Il procuratore ha poi chiarito che, sebbene vi siano state alcune esclusioni puntuali di programmi irregolari, le aziende mantengono il dovere di operare con vigilanza preventiva per impedire dinamiche di abuso.
Deepfake: la catena delle segnalazioni
Le comunicazioni inviate ai vertici delle due società evidenziano una situazione di prolungata consapevolezza. L’ufficio del procuratore ha rimarcato come i gestori degli store siano a conoscenza delle irregolarità da molti mesi, continuando a elaborare i pagamenti per acquisti ritenuti illeciti.
Il materiale istruttorio si basa anche sui riscontri del Tech Transparency Project, un organismo di monitoraggio che ha documentato la vendita di immagini intime contraffatte attraverso i sistemi di pagamento interni dei due colossi.
I rapporti tecnici descrivono una dinamica più complessa della semplice ospitalità passiva. I sistemi di raccomandazione automatica degli store avrebbero infatti indirizzato le ricerche degli utenti verso questa categoria di applicativi. Per questa ragione, gli analisti hanno definito le due aziende come partecipanti attivi nel processo di diffusione di strumenti di intelligenza artificiale capaci di trasformare immagini pubbliche in contenuti sessualizzati.
L’impatto economico stimato dalle autorità giudiziarie descrive un giro d’affari da milioni di dollari in commissioni derivanti dai servizi di abbonamento e dai crediti acquistati dagli utenti per generare le immagini. La procura ha concesso una finestra temporale per l’adeguamento spontaneo e l’avvio di un confronto istituzionale, oltre la quale scatteranno le procedure per l’applicazione di sanzioni civili.
La difesa delle piattaforme
La replica dei due gruppi industriali si concentra sulle misure restrittive applicate a seguito delle contestazioni. Un portavoce di Apple ha ribadito che i programmi di creazione dei deepfake violano le linee guida ufficiali dell’App Store.
Il gruppo ha confermato l’avvenuta rimozione di una parte dei software segnalati, l’avvio delle procedure per la cancellazione dei relativi account di sviluppo e il monitoraggio di altre posizioni contrattuali per verificare la conformità ai regolamenti interni.

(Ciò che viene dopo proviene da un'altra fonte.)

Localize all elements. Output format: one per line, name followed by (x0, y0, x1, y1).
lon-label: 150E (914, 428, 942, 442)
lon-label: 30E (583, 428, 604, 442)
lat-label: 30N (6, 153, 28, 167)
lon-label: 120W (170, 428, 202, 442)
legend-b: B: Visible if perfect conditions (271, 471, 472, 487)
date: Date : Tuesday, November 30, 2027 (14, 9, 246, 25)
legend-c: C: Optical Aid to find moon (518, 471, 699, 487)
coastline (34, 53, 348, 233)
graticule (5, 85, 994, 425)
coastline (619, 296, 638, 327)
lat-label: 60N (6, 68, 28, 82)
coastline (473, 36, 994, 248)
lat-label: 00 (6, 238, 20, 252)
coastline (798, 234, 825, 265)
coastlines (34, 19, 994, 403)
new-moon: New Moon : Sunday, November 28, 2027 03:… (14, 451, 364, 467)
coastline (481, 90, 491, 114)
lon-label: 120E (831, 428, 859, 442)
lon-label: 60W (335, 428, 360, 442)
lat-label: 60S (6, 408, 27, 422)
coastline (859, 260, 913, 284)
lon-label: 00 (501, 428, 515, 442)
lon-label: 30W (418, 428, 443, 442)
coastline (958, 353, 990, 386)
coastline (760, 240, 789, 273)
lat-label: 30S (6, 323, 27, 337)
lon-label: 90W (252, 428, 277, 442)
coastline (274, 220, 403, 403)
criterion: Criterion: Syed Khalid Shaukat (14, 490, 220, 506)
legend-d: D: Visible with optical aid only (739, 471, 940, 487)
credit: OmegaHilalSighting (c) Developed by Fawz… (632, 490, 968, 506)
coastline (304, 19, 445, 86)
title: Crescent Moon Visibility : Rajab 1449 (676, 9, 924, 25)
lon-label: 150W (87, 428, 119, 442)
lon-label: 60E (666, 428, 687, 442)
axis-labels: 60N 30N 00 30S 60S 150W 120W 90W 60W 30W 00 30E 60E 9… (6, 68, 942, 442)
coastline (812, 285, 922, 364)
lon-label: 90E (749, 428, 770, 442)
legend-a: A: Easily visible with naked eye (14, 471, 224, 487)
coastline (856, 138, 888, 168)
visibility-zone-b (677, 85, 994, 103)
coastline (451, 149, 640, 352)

Google ha risposto dichiarando la sospensione dei titoli indicati nella diffida della procura dal catalogo di Google Play. La linea aziendale prevede l’apertura di indagini interne tempestive al ricevimento delle denunce. Negli ultimi mesi, tali controlli hanno portato alla chiusura di centinaia di applicativi analoghi e all’inserimento di restrizioni sui motori di ricerca interni per termini specifici legati alla manipolazione dei corpi.
La proliferazione di questi strumenti sposta l’asse della sicurezza digitale per il grande pubblico. Se in passato i deepfake pornografici costituivano una minaccia concentrata sui profili di celebrità ed esponenti pubblici, l’accessibilità della tecnologia generativa attuale estende il rischio a qualunque utente disponga di una fotografia pubblicata sulle piattaforme di condivisione o sui servizi di messaggistica.